A metà tra il rock classico e il punk troviamo i canadesi Japandroids che da anni stanno riportando in auge il rock glorioso di un tempo. Il loro ultimo lavoro è “Near To The Wild Heart Of Life”, terzo della carriera; un LP che segue il grande successo di “Celebration Rock” del 2013.
Il disco è stato prodotto dopo una pausa di 6 mesi presi dalla band ad inizio 2014: più che una vera pausa dalla musica la definirei una pausa dallo stress del mondo musicale. Come leggiamo in varie interviste la band, infatti, non ha mai smesso di lavorare su nuovi materiali, spesso collaborando a distanza attraverso Dropbox. Il disco , il loro primo uscito attraverso l’etichetta Anti-, è un lavoro incentrato sul tema della partenze, dei cicli che si chiudono e delle storie che finiscono; Brian King (voce e chitarra) più volte nel disco ripete di dover partire, di come la rottura, seppur dolorosa, è così necessaria al punto da essere desiderata.

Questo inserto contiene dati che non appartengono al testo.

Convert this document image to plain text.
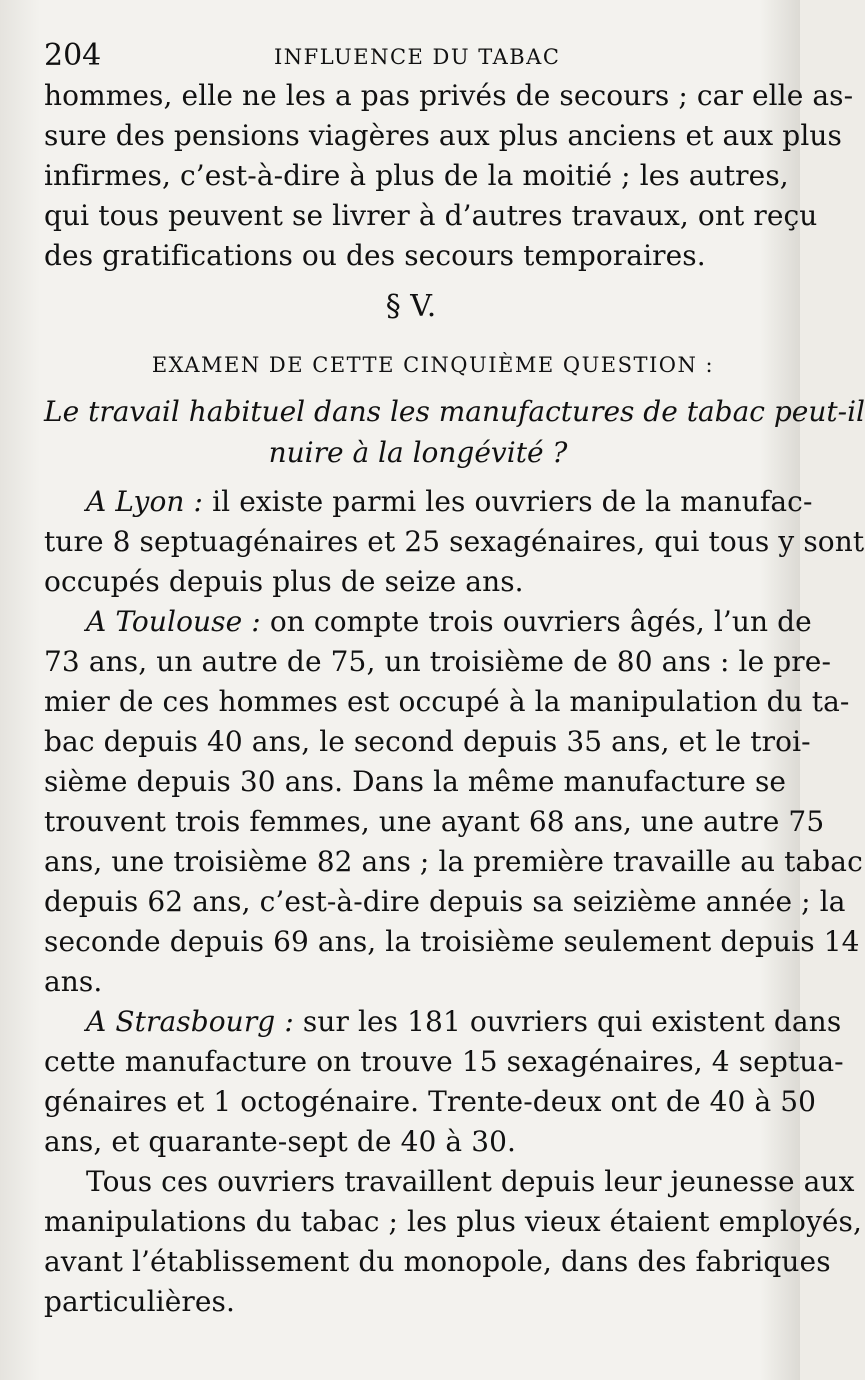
204	INFLUENCE DU TABAC
hommes, elle ne les a pas privés de secours ; car elle as-
sure des pensions viagères aux plus anciens et aux plus
infirmes, c’est-à-dire à plus de la moitié ; les autres,
qui tous peuvent se livrer à d’autres travaux, ont reçu
des gratifications ou des secours temporaires.
§ V.
EXAMEN DE CETTE CINQUIÈME QUESTION :
Le travail habituel dans les manufactures de tabac peut-il
nuire à la longévité ?
A Lyon : il existe parmi les ouvriers de la manufac-
ture 8 septuagénaires et 25 sexagénaires, qui tous y sont
occupés depuis plus de seize ans.
A Toulouse : on compte trois ouvriers âgés, l’un de
73 ans, un autre de 75, un troisième de 80 ans : le pre-
mier de ces hommes est occupé à la manipulation du ta-
bac depuis 40 ans, le second depuis 35 ans, et le troi-
sième depuis 30 ans. Dans la même manufacture se
trouvent trois femmes, une ayant 68 ans, une autre 75
ans, une troisième 82 ans ; la première travaille au tabac
depuis 62 ans, c’est-à-dire depuis sa seizième année ; la
seconde depuis 69 ans, la troisième seulement depuis 14
ans.
A Strasbourg : sur les 181 ouvriers qui existent dans
cette manufacture on trouve 15 sexagénaires, 4 septua-
génaires et 1 octogénaire. Trente-deux ont de 40 à 50
ans, et quarante-sept de 40 à 30.
Tous ces ouvriers travaillent depuis leur jeunesse aux
manipulations du tabac ; les plus vieux étaient employés,
avant l’établissement du monopole, dans des fabriques
particulières.
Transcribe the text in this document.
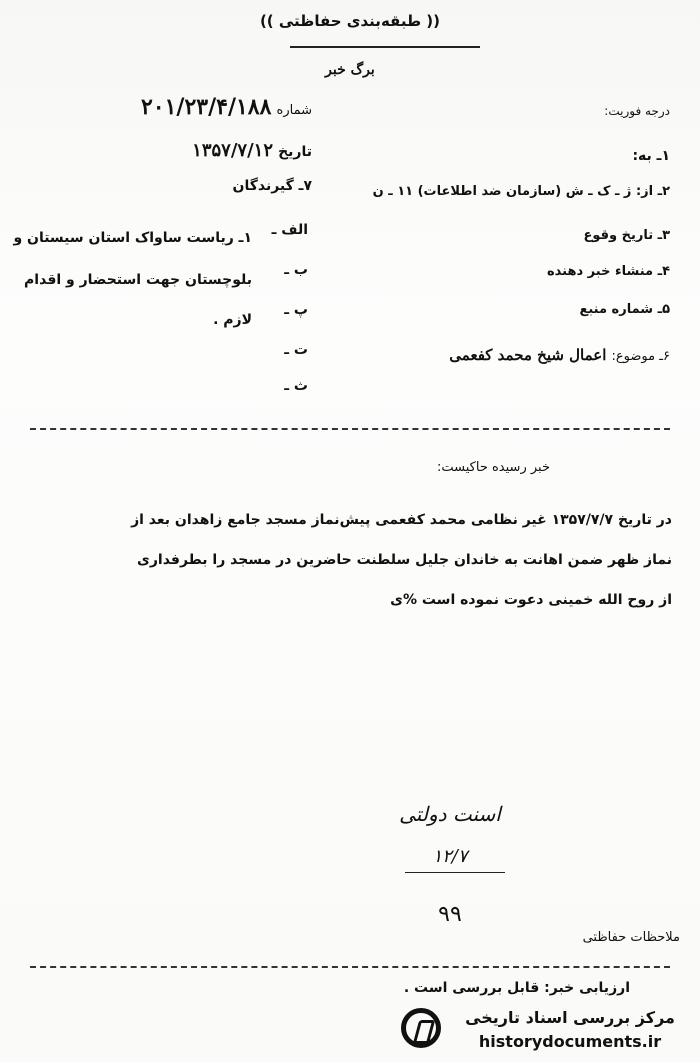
(( طبقه‌بندی حفاظتی ))
برگ خبر
شماره ۲۰۱/۲۳/۴/۱۸۸
تاریخ ۱۳۵۷/۷/۱۲
۷ـ گیرندگان
الف ـ
ب ـ
پ ـ
ت ـ
ث ـ
۱ـ ریاست ساواک استان سیستان و
بلوچستان جهت استحضار و اقدام
لازم .
درجه فوریت:
۱ـ به:
۲ـ از: ژ ـ ک ـ ش (سازمان ضد اطلاعات) ۱۱ ـ ن
۳ـ تاریخ وقوع
۴ـ منشاء خبر دهنده
۵ـ شماره منبع
۶ـ موضوع: اعمال شیخ محمد کفعمی
خبر رسیده حاکیست:
در تاریخ ۱۳۵۷/۷/۷ غیر نظامی محمد کفعمی پیش‌نماز مسجد جامع زاهدان بعد از
نماز ظهر ضمن اهانت به خاندان جلیل سلطنت حاضرین در مسجد را بطرفداری
از روح الله خمینی دعوت نموده است %ی
اسنت دولتی
۱۲/۷
۹۹
ملاحظات حفاظتی
ارزیابی خبر: قابل بررسی است .
مرکز بررسی اسناد تاریخی
historydocuments.ir
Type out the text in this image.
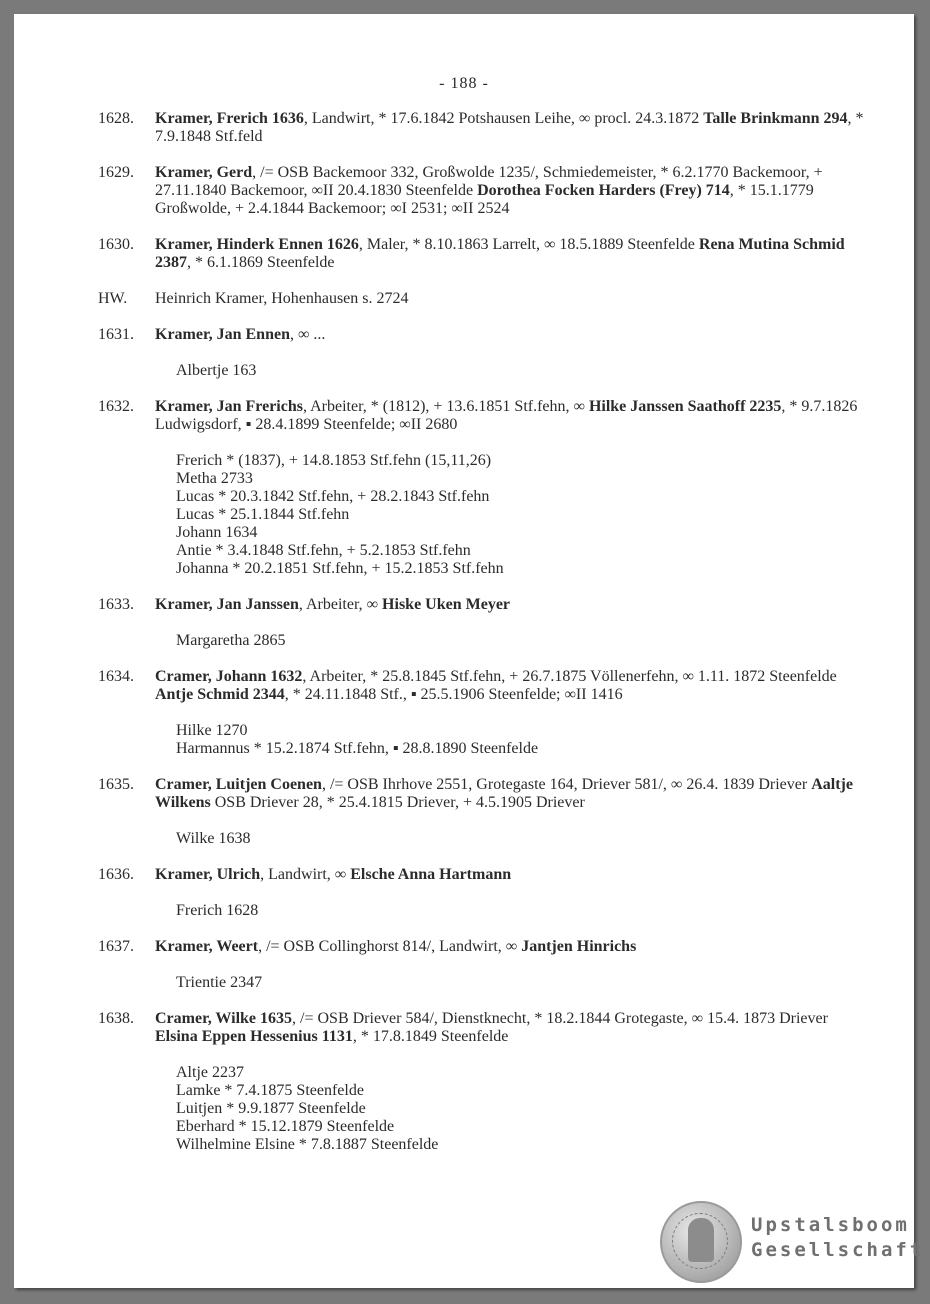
- 188 -
1628.	Kramer, Frerich 1636, Landwirt, * 17.6.1842 Potshausen Leihe, ∞ procl. 24.3.1872 Talle Brinkmann 294, * 7.9.1848 Stf.feld
1629.	Kramer, Gerd, /= OSB Backemoor 332, Großwolde 1235/, Schmiedemeister, * 6.2.1770 Backemoor, + 27.11.1840 Backemoor, ∞II 20.4.1830 Steenfelde Dorothea Focken Harders (Frey) 714, * 15.1.1779 Großwolde, + 2.4.1844 Backemoor; ∞I 2531; ∞II 2524
1630.	Kramer, Hinderk Ennen 1626, Maler, * 8.10.1863 Larrelt, ∞ 18.5.1889 Steenfelde Rena Mutina Schmid 2387, * 6.1.1869 Steenfelde
HW.	Heinrich Kramer, Hohenhausen s. 2724
1631.	Kramer, Jan Ennen, ∞ ...
Albertje 163
1632.	Kramer, Jan Frerichs, Arbeiter, * (1812), + 13.6.1851 Stf.fehn, ∞ Hilke Janssen Saathoff 2235, * 9.7.1826 Ludwigsdorf, ▪ 28.4.1899 Steenfelde; ∞II 2680
Frerich * (1837), + 14.8.1853 Stf.fehn (15,11,26)
Metha 2733
Lucas * 20.3.1842 Stf.fehn, + 28.2.1843 Stf.fehn
Lucas * 25.1.1844 Stf.fehn
Johann 1634
Antie * 3.4.1848 Stf.fehn, + 5.2.1853 Stf.fehn
Johanna * 20.2.1851 Stf.fehn, + 15.2.1853 Stf.fehn
1633.	Kramer, Jan Janssen, Arbeiter, ∞ Hiske Uken Meyer
Margaretha 2865
1634.	Cramer, Johann 1632, Arbeiter, * 25.8.1845 Stf.fehn, + 26.7.1875 Völlenerfehn, ∞ 1.11. 1872 Steenfelde Antje Schmid 2344, * 24.11.1848 Stf., ▪ 25.5.1906 Steenfelde; ∞II 1416
Hilke 1270
Harmannus * 15.2.1874 Stf.fehn, ▪ 28.8.1890 Steenfelde
1635.	Cramer, Luitjen Coenen, /= OSB Ihrhove 2551, Grotegaste 164, Driever 581/, ∞ 26.4. 1839 Driever Aaltje Wilkens OSB Driever 28, * 25.4.1815 Driever, + 4.5.1905 Driever
Wilke 1638
1636.	Kramer, Ulrich, Landwirt, ∞ Elsche Anna Hartmann
Frerich 1628
1637.	Kramer, Weert, /= OSB Collinghorst 814/, Landwirt, ∞ Jantjen Hinrichs
Trientie 2347
1638.	Cramer, Wilke 1635, /= OSB Driever 584/, Dienstknecht, * 18.2.1844 Grotegaste, ∞ 15.4. 1873 Driever Elsina Eppen Hessenius 1131, * 17.8.1849 Steenfelde
Altje 2237
Lamke * 7.4.1875 Steenfelde
Luitjen * 9.9.1877 Steenfelde
Eberhard * 15.12.1879 Steenfelde
Wilhelmine Elsine * 7.8.1887 Steenfelde
Upstalsboom
Gesellschaft
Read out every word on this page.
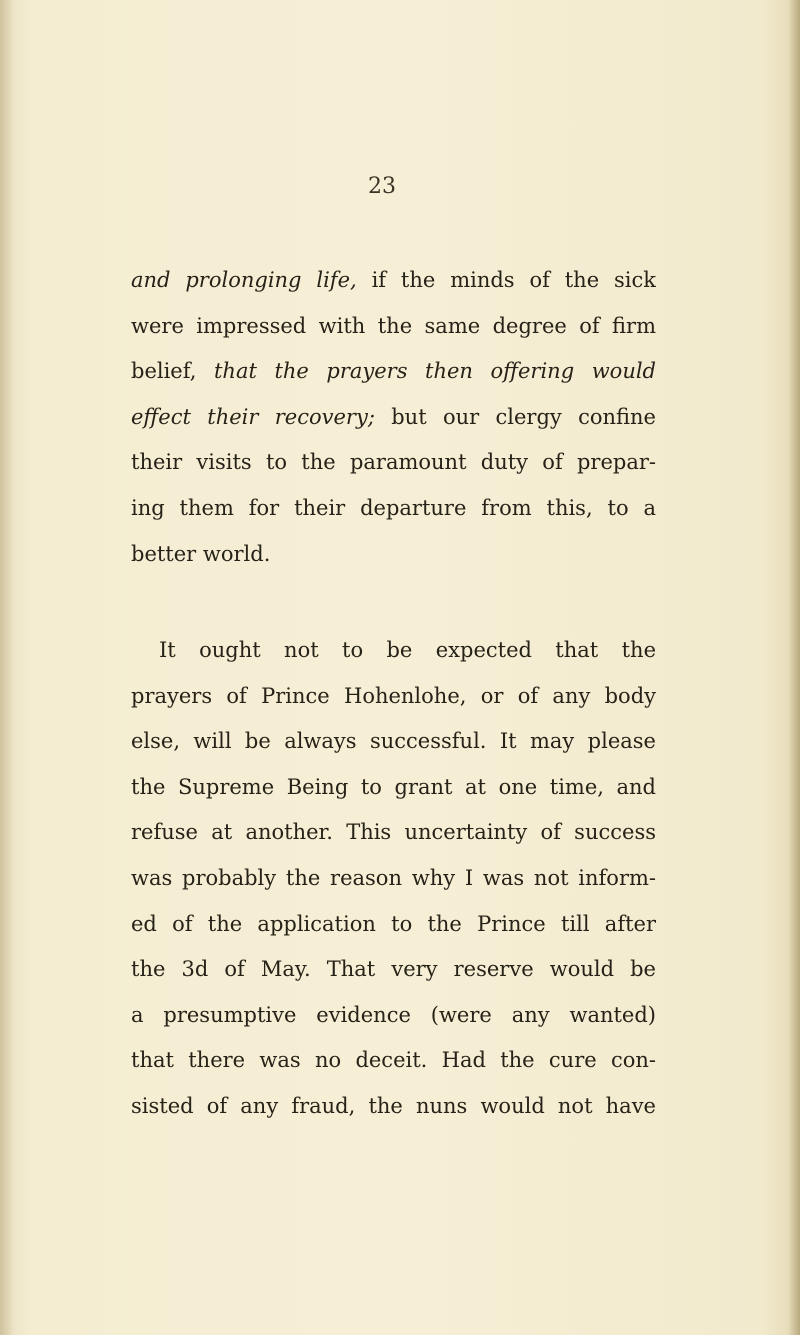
23
and prolonging life, if the minds of the sick
were impressed with the same degree of firm
belief, that the prayers then offering would
effect their recovery; but our clergy confine
their visits to the paramount duty of prepar-
ing them for their departure from this, to a
better world.
It ought not to be expected that the
prayers of Prince Hohenlohe, or of any body
else, will be always successful. It may please
the Supreme Being to grant at one time, and
refuse at another. This uncertainty of success
was probably the reason why I was not inform-
ed of the application to the Prince till after
the 3d of May. That very reserve would be
a presumptive evidence (were any wanted)
that there was no deceit. Had the cure con-
sisted of any fraud, the nuns would not have
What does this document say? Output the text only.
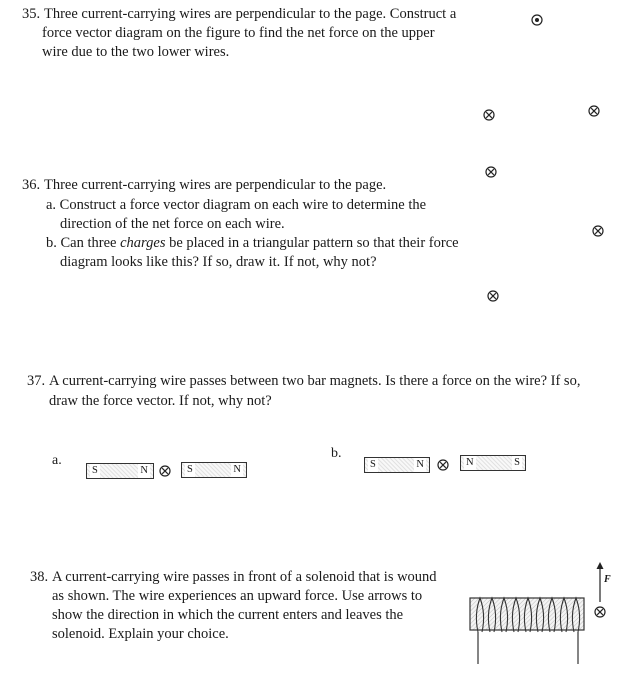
35. Three current-carrying wires are perpendicular to the page. Construct a
force vector diagram on the figure to find the net force on the upper
wire due to the two lower wires.
36. Three current-carrying wires are perpendicular to the page.
a. Construct a force vector diagram on each wire to determine the
direction of the net force on each wire.
b. Can three charges be placed in a triangular pattern so that their force
diagram looks like this? If so, draw it. If not, why not?
37. A current-carrying wire passes between two bar magnets. Is there a force on the wire? If so,
draw the force vector. If not, why not?
a.
S	N	S	N
b.
S	N	N	S
38. A current-carrying wire passes in front of a solenoid that is wound
as shown. The wire experiences an upward force. Use arrows to
show the direction in which the current enters and leaves the
solenoid. Explain your choice.
F
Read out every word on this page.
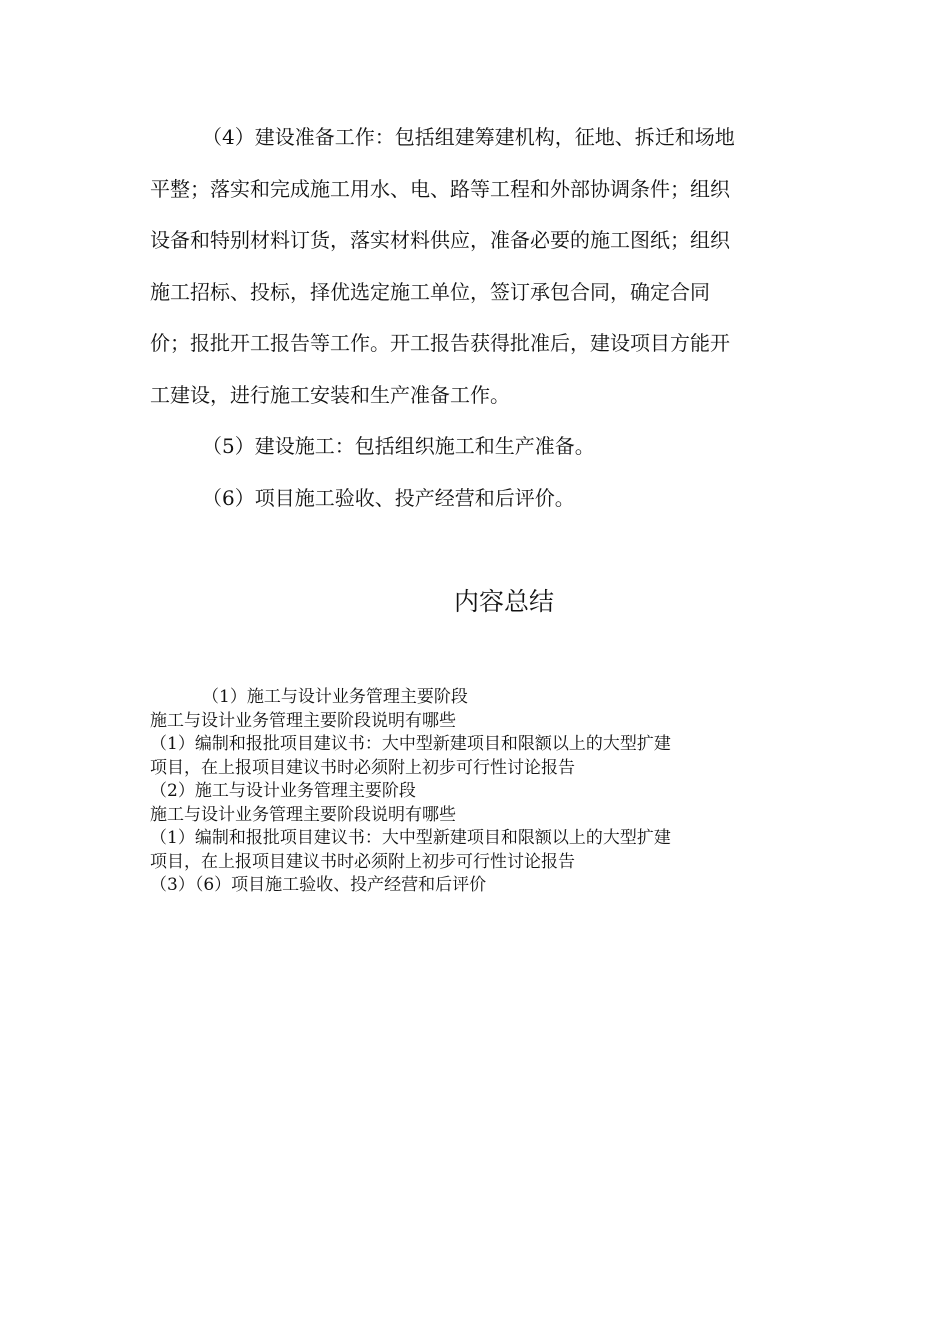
（4）建设准备工作：包括组建筹建机构，征地、拆迁和场地
平整；落实和完成施工用水、电、路等工程和外部协调条件；组织
设备和特别材料订货，落实材料供应，准备必要的施工图纸；组织
施工招标、投标，择优选定施工单位，签订承包合同，确定合同
价；报批开工报告等工作。开工报告获得批准后，建设项目方能开
工建设，进行施工安装和生产准备工作。

（5）建设施工：包括组织施工和生产准备。

（6）项目施工验收、投产经营和后评价。

内容总结
（1）施工与设计业务管理主要阶段
施工与设计业务管理主要阶段说明有哪些
（1）编制和报批项目建议书：大中型新建项目和限额以上的大型扩建
项目，在上报项目建议书时必须附上初步可行性讨论报告
（2）施工与设计业务管理主要阶段
施工与设计业务管理主要阶段说明有哪些
（1）编制和报批项目建议书：大中型新建项目和限额以上的大型扩建
项目，在上报项目建议书时必须附上初步可行性讨论报告
（3）（6）项目施工验收、投产经营和后评价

L’album parte direttamente con la title-track, rock pulito e sognatore, un ritmo sostenuto che ricorda sicuramente la scena punk anni 90. North East South West è un mix tra country e punk in una canzone dedicata all’immensità degli U.S.A. da viaggiare in lungo e largo: struttura classica di un pezzo rock dove cantante solista e cori si rispondono sopra un sound che non cede di un passo. L’impressione che viene fuori è quella da musica da stadio, un album che sicuramente finirà in molte librerie . Un sound capace di raggiungere tutti con anthems come True Love And A Free Life Of Free Will, una gran bella ballata da teenagers.
Per dimostrare di esserci anche loro e di non essere troppo fuori tempo, ecco che i Japandroids ci mettono una bellissima e romantica I’m Sorry (For Not Finding You Sooner), dolce melodia di synth con il giusto noise e una voce distorta che cede il passo del rock sostenuto per un pezzo di riflessione e malinconia, dove non c’è posto per la rabbia e l’energia ritrovata in altri pezzi .
Più il disco va avanti, più la band dimostra di saper impreziosire il loro sound di stampo classico con contaminazioni di vario genere che impregnano il lavoro di quel tratto che dopo tutto lo rende figlio del suo tempo.
Arc Of Bar è un brano che farebbe invidia ai Kasabian, un electro indie-rock che fa dondolare inesorabilmente la testa a ritmo di musica . A seguire Midnight to Morning , un pezzo fondamentale nella comprensione del tessuto emotivo che regge il disco: Brian canta “…bring me back home to you…” e riconosce quanto soffra lontano da casa e quanto desidererebbe tornare alla sua vera vita, pur sapendo di non potere, le cose sono cambiate e non c’è tempo per i rimpianti; allora via con No Known Drink Or Drug”. Un brano energico che ci catapulta sul finale In A Body Like A Grave e la domanda sorge spontanea: è una scelta o è per caso/necessita che questa sia l’ultima canzone dell’album? Beh! Sono una persona pessimista e mi piace pensare che sia stata una scelta della band che ci saluta cosi, passeremo tutta la vita in una prigione (il nostro corpo).
L’LP nel suo complesso è sicuramente un ascolto che consiglierei a tutti; la band è riuscita in un mix che mette le radici in tutta la tradizione rock americana, facendo riaffiorare sound e melodie di altri tempi, dal rock classico anni 60 al punk anni ’90 per non scordarci di quella vena emo-hardcore che contraddistingue ormai vari nuovi gruppi emergenti d’oggi .
Un disco che può solo che aumentare l’ascesa di questa band che ormai sta diventando la nuova bandiera di quello che rimane del rock inteso nella sua essenza più tradizionale.